His dairy farming days also held him in good stead on a trip he and his wife made to New Zealand some years back. Delayed en route by a herd of cattle crossing the highway way out in the outback, Gordon had nothing else to do but get out of the car and start chatting with the owner of the cattle, a local dairy farmer. Gordon’s dairy farming background provided a common ground for discussion, and soon enough the farmer had invited the Gordons over for dinner that night.

Gordon and his wife continue to stay in touch with New Zealanders they befriended on that trip, part of the couple’s ever-expanding global family.

Global ambitions for Mitchell Hamline too

Gordon hopes to expand international travel opportunities for students at Mitchell Hamline too. The school partners with other law schools that have programs in Malta, Galway (Ireland) and Chile, to offer reciprocal international studies programs between Mitchell Hamline and the various schools. Mitchell Hamline also offers its own programs in London, Jerusalem, and elsewhere.
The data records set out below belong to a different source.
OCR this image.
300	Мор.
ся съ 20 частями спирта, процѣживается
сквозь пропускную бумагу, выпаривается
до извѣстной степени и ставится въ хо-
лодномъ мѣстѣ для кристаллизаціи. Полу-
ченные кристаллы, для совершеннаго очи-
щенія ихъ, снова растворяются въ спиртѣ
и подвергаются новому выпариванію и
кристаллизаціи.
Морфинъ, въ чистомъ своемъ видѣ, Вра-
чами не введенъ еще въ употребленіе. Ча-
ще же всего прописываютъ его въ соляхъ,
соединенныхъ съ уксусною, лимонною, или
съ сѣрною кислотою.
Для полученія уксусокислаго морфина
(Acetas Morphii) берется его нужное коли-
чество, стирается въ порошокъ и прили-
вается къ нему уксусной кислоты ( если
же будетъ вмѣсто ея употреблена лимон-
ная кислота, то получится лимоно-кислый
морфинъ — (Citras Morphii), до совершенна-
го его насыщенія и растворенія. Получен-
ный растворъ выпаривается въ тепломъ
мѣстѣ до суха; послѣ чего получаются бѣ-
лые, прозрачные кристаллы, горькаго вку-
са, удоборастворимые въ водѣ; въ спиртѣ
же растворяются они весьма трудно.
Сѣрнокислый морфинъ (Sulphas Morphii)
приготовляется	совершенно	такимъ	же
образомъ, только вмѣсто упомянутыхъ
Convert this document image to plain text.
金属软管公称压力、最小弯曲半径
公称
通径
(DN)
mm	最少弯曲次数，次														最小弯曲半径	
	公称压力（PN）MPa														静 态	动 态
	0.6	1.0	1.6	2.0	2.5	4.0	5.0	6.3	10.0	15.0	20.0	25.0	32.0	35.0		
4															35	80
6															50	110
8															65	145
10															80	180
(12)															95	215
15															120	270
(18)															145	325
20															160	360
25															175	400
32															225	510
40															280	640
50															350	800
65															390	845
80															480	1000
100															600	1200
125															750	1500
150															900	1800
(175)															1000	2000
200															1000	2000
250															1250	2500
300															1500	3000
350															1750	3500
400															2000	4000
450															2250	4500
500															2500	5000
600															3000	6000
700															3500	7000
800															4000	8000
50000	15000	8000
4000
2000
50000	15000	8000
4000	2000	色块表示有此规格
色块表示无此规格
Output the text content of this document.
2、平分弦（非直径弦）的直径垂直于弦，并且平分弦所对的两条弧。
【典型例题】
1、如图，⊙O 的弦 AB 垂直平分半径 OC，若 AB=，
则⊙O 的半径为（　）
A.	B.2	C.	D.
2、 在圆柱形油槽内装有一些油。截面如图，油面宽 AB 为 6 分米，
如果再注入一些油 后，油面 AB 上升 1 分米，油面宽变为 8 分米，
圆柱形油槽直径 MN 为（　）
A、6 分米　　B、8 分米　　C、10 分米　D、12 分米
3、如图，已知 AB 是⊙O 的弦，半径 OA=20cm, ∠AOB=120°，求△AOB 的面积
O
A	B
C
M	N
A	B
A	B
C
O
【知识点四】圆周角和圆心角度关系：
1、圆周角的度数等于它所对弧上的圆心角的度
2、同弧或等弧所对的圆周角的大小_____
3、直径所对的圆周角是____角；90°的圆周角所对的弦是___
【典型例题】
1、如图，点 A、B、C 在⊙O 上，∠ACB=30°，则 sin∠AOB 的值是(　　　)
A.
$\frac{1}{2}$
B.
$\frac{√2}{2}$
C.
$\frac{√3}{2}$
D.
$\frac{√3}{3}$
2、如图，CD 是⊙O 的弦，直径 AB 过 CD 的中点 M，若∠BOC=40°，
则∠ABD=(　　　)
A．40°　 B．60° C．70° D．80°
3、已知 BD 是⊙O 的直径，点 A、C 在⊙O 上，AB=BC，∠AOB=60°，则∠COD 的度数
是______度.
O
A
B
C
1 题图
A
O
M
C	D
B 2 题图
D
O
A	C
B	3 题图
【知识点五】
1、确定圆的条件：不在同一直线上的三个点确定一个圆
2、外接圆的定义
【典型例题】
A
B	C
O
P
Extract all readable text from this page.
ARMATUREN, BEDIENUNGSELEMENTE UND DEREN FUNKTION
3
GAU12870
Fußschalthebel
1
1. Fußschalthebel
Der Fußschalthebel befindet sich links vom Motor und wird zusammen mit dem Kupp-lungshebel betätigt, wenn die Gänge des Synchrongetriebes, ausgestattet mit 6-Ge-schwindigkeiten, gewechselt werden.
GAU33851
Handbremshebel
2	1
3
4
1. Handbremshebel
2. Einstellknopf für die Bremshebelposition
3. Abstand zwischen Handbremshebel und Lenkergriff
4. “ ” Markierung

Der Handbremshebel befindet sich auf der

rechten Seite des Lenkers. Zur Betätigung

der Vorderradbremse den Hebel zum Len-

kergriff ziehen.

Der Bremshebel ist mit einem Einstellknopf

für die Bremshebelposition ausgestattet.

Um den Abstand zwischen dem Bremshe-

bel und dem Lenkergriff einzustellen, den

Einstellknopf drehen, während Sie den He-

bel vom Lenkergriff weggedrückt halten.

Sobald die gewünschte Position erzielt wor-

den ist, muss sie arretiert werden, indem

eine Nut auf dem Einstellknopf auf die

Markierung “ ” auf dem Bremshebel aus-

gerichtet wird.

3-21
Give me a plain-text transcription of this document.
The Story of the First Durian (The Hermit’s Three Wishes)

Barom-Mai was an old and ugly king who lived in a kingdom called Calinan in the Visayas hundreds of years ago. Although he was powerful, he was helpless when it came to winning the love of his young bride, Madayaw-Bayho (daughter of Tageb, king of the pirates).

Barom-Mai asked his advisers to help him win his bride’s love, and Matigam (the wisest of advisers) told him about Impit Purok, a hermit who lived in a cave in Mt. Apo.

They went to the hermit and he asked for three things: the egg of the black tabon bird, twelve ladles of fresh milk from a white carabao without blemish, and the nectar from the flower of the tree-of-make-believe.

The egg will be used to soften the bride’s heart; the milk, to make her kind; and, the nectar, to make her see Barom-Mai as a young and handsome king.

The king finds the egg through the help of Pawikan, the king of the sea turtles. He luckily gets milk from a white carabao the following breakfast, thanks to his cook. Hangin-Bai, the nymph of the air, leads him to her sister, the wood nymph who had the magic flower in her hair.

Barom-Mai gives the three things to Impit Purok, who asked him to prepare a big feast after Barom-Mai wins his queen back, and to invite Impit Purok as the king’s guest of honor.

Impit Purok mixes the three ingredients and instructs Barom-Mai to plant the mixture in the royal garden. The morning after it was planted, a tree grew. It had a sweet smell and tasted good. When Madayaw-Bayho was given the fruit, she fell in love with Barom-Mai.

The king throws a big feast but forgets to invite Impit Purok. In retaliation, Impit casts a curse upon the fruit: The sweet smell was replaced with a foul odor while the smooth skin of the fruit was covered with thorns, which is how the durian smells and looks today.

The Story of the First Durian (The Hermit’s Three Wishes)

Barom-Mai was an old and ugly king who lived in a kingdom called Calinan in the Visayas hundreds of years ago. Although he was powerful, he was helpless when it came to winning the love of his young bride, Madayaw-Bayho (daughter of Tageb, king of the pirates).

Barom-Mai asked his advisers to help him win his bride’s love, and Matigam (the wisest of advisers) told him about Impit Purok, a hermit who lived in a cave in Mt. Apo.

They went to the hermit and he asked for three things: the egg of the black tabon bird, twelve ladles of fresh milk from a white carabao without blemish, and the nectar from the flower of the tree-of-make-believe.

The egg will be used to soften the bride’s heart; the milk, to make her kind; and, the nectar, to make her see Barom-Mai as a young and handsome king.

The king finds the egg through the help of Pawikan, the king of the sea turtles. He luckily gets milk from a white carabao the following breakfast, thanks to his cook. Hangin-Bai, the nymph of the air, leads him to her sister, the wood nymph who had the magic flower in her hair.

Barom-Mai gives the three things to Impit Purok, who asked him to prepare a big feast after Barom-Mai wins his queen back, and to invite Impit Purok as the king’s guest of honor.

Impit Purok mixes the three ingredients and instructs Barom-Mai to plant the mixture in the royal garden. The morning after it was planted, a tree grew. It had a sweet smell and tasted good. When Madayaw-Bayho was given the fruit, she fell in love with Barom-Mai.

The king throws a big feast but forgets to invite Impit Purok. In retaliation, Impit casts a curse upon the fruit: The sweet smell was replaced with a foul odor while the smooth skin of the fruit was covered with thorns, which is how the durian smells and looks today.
Most recently, Gordon visited Norway on a mission to strengthen ties between Mitchell Hamline and its Norwegian counterparts. He fired up his linguistic skills for the trip, acquiring a rudimentary knowledge of the Norse country language so that he could speak a few words in the native tongue. The work paid off with an enhanced relationship with law schools in Tromsø and Bergen and with Tromsø’s promise to start sending students to study at Mitchell Hamline. Mitchell Hamline will also offer its students the opportunity to study in the Norwegian schools. A summer school program to send Mitchell Hamline students, and possibly some Minnesota judges, to Bergen for comparative criminal law studies is also under discussion.

What’s next on the travel horizon for Gordon? The World Atlas suggests that the world held 194 countries in 2016; the United Nations lists 193 members. If Gordon has set foot in about 60 countries, then he and his wife still have some work — pleasurable work, to be sure — to do to get to even the half-way mark.